Clients who put together estate plans in the 1990’s and early 2000’s that included irrevocable life insurance trusts have begun questioning the wisdom of paying premiums on policies that were meant to replace assets lost to the federal estate tax upon their death when the applicable exclusion amount has risen to unheard of levels. Back in the mid-1990’s the applicable exclusion amount (the amount an individual may leave to anyone other than a spouse free of estate tax) was $675,000. This meant anyone leaving an estate worth more than $675,000 could be subject to federal estate tax liability. Given this relatively modest exclusion, many estates were subject to estate tax liability as the decedent’s estate for estate tax purposes included all of his or her holdings (securities, bank accounts, retirement accounts, real estate and the death benefit from life insurance). To help minimize the tax impact, planners often suggested the creation of an Irrevocable Life Insurance Trust (ILIT) to either purchase a policy or take title to an existing policy on the life of the client.
As the name implies, these trusts were irrevocable (under most circumstances they could not be changed). But, the fact they were irrevocable made them a valuable planning tool. Provided certain protocols were followed, the death benefit, upon the death of the client, was not included in the decedent’s estate for estate tax purposes. With the relatively modest exclusion amounts of the past, it made sense to create and fund these trusts.
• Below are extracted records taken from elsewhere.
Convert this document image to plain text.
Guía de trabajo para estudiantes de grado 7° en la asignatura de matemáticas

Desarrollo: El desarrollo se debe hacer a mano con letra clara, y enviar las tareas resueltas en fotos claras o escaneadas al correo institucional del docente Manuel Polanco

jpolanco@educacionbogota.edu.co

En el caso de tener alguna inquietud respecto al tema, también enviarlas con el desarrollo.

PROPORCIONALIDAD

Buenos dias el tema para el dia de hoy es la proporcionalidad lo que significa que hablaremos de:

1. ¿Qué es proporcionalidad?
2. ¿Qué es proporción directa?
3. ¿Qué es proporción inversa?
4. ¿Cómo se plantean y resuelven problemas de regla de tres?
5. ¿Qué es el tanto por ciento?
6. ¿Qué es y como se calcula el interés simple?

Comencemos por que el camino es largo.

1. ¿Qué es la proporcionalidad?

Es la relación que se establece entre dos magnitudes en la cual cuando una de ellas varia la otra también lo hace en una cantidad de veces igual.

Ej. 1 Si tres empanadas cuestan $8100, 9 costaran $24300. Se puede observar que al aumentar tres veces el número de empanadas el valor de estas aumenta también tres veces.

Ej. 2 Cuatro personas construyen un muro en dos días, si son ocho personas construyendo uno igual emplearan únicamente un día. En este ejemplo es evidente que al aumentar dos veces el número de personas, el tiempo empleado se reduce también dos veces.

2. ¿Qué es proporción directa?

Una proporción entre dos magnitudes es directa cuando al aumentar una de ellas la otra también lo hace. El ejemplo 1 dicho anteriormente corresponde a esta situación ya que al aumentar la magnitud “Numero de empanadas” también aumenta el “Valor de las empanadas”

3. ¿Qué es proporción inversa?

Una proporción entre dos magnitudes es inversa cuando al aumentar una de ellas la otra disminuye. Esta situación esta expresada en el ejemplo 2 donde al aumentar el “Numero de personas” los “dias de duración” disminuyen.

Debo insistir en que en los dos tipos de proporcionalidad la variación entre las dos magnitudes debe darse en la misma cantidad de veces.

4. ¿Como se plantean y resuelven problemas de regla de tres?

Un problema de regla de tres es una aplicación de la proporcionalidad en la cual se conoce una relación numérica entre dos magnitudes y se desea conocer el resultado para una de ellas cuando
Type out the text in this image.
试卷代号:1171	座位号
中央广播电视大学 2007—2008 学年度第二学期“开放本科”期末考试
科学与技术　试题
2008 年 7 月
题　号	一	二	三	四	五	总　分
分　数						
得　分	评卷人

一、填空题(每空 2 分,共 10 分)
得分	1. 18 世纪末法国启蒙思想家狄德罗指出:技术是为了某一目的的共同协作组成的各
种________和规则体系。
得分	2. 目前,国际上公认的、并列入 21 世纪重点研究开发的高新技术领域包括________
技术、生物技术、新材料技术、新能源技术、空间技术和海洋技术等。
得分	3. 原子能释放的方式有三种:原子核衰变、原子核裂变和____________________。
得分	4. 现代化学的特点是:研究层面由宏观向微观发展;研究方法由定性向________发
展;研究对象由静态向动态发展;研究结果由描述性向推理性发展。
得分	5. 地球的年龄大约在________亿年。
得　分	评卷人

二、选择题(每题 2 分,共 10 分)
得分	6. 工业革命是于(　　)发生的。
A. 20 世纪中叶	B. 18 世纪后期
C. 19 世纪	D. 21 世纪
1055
With the huge increases in the exclusion amount, the pendulum may have swung the other way and most clients do not have a need for these trusts as their estates often now fall under the current $5,340,000 limit. The premium payments may now be a burden on the client that he or she is no longer willing to shoulder. At times, simply stopping the payments on the premiums will be enough but other situations may call for the collapse of the ILIT. How then to unravel a trust that is irrevocable? Florida law permits the modification or outright revocation of an irrevocable trust if the trust’s purpose has become wasteful or impractical to fulfill or if circumstances not anticipated by the Settlor would defeat or substantially impair the accomplishment of a material purpose of the trust. See F.S. Section 736.04113. By filing a properly drafted petition with the circuit court, which includes the consent of the trustee and the trust beneficiaries, an Order can be obtained directing the collapse of the ILIT and the distribution of its assets in any way the parties agree.